Last month’s revelations about the large-scale program of electronic surveillance by U.S. and U.K. spy agencies have caused some confusion. The details emerged gradually in several long articles chiefly published in the Guardian and the Washington Post. Updates on developing situations in the aftermath of the leaks are still being published. Many things are still unclear, and what we do know is gleaned from gigantic documents written in impenetrable intelligence-speak. This makes it difficult to find out exactly what happened, especially if you are coming in late.
So what happened, then? It started when Edward Snowden, then a technical contractor for the NSA (National Security Agency), approached the Guardian with classified documents describing U.S. surveillance programs in lurid detail. One of the first programs to be publicized was the mass collection of phone call records from Verizon. This was untargeted bulk data mining – records were collected from all U.S. Verizon customers, even if they were not suspected of anything.
The records include information about who called whom at what time. They may also contain information about where the callers were at the time of the conversation. The actual contents of the calls were not recorded. However, especially with sophisticated statistical methods, an intelligence agency can glean a lot from this much data.
This kind of information, known as metadata (information about communications, rather than the communications themselves) is not protected as strictly by U.S. law, and does not require individual warrants to access. The NSA obtained it under a broad court order issued by the Foreign Intelligence Surveillance Court. This court was formed in 1978 to review applications for warrants in national security investigations. It operates in secret, almost never publishes any of its findings or opinions, and in the vast majority of cases has granted requests for warrants.
The most dramatic revelation to come from Snowden’s documents was the Prism program. A top-secret NSA PowerPoint presentation published by the Washington Post mentions two intelligence sources, Prism and Upstream, with a note that says, “You should use both.” Upstream is an initative to collect data directly from the transoceanic fibre-optic Internet cables as it flows past.
Prism, on the other hand, collects data (such as emails or text messages) straight from the servers of nine U.S. service providers: Microsoft, Yahoo, Google, Facebook, PalTalk, AOL, Skype, YouTube, and Apple. When the news broke, many of these providers denied any knowledge of the program. An Apple spokesman said the company had “never heard” of Prism, and Google published a statement saying, “Google does not have a back door for the government to access private user data.”
However, when more slides from the presentation were released by the Washington Post, the source of the confusion became clear: the companies in question did not deal directly with the NSA, but provided data to the FBI, who acted as an intermediary.
In theory, Prism does not allow NSA analysts to collect communications between U.S. citizens in the U.S. However, various loopholes allow them to hold onto U.S. communications they have collected by accident.
In late June a new article published by the Guardian showed that Britain’s intelligence agency, the Government Communications Headquarters (GCHQ), was tapping into the trans-Atlantic Internet cables and sharing the data with the NSA in a program known as “Tempora.” GCHQ, which has lighter oversight than the NSA, may be able to take advantage of a legal loophole to collect data on British users. Snowden called the GCHQ’s monitoring “the largest programme of suspicionless surveillance in human history” and characterized GCHQ as “worse than the U.S.”

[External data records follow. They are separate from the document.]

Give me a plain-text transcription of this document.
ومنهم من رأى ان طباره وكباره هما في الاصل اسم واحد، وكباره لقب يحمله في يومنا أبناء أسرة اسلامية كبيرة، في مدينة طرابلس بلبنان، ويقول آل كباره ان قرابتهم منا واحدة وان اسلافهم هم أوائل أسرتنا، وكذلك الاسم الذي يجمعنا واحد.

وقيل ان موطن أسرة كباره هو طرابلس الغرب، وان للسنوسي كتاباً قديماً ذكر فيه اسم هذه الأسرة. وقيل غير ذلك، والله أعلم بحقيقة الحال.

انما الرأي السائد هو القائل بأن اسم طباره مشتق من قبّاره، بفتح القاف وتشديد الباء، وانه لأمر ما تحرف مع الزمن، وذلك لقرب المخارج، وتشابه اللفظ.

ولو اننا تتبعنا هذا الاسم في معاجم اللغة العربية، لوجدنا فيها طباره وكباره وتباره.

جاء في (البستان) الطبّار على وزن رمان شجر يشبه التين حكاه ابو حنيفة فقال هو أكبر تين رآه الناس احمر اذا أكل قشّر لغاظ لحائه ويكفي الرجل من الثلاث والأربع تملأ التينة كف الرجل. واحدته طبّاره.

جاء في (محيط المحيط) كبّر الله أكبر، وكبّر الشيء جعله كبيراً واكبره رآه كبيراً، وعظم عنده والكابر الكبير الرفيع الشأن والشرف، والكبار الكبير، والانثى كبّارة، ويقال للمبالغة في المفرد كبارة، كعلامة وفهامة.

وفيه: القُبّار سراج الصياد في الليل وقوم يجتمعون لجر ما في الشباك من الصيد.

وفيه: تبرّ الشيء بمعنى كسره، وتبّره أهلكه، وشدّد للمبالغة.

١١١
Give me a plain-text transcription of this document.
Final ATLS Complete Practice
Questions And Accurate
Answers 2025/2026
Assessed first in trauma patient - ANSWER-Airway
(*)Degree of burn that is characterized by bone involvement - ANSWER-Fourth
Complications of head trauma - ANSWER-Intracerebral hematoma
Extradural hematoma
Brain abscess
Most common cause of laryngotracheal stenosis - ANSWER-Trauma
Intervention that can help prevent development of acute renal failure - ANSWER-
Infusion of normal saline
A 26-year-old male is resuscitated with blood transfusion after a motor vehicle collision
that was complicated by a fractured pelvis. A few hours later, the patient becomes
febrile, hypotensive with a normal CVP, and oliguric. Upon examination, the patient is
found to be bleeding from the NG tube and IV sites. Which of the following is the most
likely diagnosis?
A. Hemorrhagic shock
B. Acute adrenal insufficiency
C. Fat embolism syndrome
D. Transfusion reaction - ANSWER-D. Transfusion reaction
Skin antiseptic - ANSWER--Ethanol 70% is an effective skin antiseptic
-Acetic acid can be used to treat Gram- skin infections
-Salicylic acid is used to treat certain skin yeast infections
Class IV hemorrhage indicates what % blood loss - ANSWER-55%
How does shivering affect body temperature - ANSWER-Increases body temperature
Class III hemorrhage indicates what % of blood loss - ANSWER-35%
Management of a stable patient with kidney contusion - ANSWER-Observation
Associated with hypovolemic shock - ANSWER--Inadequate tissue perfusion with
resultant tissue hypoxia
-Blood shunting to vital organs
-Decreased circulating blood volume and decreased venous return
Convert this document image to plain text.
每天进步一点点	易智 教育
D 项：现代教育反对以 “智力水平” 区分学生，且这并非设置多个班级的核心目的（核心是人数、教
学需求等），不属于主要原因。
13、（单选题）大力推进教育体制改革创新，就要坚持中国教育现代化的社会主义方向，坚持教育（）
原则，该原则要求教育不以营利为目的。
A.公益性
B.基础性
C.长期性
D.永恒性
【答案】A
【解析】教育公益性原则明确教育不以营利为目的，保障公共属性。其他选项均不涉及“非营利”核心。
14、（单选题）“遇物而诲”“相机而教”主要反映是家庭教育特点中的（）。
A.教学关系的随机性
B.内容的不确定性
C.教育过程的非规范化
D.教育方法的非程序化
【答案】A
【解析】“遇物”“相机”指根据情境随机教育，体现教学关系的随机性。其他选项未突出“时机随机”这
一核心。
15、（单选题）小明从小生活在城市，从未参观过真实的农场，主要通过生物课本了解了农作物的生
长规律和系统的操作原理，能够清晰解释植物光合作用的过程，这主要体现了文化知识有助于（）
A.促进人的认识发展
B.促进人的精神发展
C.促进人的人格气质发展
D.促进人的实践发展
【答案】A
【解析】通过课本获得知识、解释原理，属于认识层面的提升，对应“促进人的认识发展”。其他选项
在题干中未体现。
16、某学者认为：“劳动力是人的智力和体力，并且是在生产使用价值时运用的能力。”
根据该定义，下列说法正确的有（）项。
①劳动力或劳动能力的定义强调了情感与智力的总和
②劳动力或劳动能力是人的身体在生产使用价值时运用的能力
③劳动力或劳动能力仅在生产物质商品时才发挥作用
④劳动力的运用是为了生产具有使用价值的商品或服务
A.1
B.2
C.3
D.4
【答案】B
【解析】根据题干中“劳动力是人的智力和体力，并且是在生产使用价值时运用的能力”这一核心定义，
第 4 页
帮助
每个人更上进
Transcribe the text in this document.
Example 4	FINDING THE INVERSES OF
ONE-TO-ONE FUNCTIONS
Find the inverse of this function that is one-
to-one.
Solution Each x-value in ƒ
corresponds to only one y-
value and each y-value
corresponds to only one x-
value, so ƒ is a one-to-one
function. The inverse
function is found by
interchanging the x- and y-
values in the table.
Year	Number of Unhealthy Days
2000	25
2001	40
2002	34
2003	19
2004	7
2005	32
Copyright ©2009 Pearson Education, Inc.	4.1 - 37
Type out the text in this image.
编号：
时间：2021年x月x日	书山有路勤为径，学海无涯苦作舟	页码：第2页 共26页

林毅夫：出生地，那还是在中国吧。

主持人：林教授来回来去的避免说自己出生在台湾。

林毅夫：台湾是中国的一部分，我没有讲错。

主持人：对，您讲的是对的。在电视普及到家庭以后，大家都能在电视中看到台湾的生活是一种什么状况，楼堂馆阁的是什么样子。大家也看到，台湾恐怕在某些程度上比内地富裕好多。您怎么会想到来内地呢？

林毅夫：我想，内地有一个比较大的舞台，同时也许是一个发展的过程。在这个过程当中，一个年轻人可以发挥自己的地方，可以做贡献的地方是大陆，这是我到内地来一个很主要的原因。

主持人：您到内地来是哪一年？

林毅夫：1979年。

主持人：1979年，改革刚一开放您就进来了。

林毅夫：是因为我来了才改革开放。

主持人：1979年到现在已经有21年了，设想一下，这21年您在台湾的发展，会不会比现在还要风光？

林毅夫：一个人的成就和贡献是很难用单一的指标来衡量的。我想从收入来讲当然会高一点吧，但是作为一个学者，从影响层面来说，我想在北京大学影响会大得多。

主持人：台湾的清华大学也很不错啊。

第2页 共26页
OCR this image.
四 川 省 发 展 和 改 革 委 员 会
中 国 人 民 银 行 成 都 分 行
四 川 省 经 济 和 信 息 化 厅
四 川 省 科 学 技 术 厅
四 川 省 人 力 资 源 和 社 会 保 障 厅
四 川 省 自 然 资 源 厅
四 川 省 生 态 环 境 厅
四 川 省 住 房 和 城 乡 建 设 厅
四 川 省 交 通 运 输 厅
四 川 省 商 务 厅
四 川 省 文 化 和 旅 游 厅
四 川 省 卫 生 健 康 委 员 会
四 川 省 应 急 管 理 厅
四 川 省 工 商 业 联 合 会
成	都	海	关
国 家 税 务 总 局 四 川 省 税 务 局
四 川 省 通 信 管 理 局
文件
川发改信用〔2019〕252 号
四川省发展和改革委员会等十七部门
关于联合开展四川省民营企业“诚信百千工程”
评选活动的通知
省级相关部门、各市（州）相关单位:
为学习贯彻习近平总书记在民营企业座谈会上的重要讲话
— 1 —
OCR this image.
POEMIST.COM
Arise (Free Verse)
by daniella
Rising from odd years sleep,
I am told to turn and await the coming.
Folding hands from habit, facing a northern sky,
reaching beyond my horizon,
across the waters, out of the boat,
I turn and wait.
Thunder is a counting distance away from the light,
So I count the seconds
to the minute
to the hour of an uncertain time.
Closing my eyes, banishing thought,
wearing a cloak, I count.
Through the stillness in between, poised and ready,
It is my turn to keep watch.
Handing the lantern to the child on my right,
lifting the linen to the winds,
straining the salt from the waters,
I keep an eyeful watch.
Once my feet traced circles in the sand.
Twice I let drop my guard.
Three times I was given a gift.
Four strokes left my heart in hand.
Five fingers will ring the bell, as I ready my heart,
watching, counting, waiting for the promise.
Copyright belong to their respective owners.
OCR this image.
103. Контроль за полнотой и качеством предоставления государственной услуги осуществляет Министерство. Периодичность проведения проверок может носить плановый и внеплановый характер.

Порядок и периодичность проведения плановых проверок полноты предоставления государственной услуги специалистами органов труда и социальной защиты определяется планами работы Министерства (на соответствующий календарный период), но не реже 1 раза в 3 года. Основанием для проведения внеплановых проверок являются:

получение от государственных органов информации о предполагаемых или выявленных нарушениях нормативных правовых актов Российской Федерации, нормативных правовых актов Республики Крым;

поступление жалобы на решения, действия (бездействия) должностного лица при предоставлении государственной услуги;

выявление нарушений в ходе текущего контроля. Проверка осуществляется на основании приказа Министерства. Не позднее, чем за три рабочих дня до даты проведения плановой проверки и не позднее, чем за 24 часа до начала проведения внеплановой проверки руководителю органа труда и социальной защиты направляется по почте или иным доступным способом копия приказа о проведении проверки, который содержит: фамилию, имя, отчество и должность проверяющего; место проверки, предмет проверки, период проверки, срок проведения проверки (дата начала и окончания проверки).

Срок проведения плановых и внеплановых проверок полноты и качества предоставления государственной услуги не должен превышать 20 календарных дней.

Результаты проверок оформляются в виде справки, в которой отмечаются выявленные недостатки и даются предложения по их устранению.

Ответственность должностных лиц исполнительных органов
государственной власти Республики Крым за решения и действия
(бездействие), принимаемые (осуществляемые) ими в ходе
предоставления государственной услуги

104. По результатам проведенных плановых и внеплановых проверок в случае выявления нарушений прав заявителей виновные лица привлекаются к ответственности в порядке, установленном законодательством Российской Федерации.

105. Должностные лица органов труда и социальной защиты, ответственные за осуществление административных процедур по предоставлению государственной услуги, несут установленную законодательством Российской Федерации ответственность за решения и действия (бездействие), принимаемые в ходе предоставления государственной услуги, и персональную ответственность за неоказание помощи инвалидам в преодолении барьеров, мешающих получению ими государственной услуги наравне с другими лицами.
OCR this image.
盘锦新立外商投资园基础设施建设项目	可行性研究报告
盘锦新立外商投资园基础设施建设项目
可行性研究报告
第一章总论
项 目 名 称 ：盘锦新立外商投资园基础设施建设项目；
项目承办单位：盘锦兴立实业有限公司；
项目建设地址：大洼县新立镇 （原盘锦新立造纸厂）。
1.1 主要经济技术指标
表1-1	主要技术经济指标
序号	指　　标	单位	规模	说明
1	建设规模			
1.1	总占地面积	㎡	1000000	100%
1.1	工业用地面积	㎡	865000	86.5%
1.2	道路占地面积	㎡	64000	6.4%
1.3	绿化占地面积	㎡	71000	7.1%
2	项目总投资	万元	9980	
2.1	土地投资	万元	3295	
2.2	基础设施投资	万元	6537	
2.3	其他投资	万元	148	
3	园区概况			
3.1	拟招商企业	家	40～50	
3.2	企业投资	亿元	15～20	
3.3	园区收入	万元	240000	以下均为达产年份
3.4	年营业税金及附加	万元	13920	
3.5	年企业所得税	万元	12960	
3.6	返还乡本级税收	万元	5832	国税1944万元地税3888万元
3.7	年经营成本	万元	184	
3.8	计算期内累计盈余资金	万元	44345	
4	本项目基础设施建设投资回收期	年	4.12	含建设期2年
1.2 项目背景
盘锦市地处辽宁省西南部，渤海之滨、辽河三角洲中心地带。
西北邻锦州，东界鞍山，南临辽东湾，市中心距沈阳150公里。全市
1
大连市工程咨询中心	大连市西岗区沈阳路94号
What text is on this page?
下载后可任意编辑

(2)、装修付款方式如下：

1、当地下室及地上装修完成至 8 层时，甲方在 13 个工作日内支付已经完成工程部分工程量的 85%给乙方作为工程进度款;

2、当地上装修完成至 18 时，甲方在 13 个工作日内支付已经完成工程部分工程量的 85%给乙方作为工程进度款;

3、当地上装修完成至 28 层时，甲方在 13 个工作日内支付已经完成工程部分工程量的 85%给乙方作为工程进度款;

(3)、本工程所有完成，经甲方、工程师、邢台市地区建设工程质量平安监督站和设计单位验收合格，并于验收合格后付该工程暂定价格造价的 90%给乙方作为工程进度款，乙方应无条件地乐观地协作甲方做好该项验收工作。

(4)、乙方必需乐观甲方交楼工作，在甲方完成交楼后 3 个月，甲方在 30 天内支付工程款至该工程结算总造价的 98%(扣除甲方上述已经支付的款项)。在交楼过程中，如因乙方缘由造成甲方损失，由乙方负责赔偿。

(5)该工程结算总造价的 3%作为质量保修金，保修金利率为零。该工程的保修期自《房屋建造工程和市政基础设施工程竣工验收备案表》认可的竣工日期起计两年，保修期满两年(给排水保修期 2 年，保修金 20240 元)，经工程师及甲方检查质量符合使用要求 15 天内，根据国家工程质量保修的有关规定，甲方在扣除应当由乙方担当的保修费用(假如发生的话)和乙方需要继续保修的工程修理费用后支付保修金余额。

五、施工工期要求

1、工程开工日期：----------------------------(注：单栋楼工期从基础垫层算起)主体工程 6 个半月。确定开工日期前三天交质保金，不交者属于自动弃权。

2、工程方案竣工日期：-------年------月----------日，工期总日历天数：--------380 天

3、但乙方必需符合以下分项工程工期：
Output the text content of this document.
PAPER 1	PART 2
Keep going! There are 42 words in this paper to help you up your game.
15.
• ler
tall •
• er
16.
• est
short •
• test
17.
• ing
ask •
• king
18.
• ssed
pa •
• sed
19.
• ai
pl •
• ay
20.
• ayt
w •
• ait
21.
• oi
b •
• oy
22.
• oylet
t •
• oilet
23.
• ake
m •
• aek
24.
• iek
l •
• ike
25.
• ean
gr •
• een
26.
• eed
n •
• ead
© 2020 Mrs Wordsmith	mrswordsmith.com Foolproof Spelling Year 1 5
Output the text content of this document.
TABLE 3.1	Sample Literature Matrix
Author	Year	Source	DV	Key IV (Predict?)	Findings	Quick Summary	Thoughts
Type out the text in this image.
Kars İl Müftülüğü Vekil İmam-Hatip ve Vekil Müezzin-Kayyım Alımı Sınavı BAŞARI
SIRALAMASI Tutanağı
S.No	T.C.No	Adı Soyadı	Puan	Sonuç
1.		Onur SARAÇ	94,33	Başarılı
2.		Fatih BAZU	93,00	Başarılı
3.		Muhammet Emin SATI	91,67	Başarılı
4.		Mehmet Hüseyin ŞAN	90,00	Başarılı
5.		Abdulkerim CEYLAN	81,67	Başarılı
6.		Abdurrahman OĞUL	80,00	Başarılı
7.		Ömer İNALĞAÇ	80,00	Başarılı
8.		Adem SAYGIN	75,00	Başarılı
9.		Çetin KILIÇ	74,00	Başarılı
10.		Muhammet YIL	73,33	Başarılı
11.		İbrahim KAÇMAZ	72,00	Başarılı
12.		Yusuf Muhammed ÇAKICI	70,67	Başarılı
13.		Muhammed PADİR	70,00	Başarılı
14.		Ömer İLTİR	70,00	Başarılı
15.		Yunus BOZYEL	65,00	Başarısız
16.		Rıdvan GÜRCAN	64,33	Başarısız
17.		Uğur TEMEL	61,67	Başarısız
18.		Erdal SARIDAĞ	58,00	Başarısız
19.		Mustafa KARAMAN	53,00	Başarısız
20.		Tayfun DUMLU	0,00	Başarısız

Both Prism and Tempora involve the collection of complete communications—such as emails, videos, photos, and voice over IP (Skype)—and not just the metadata. Privacy advocates have expressed grave concerns over these and the many other revelations from Snowden’s leaks.
Jameel Jaffer, director of the American Civil Liberties Union’s Center for Democracy, said “The NSA is part of the military. The military has been granted unprecedented access to civilian communications. [ . . . ] That is profoundly troubling to anyone who is concerned about that separation.”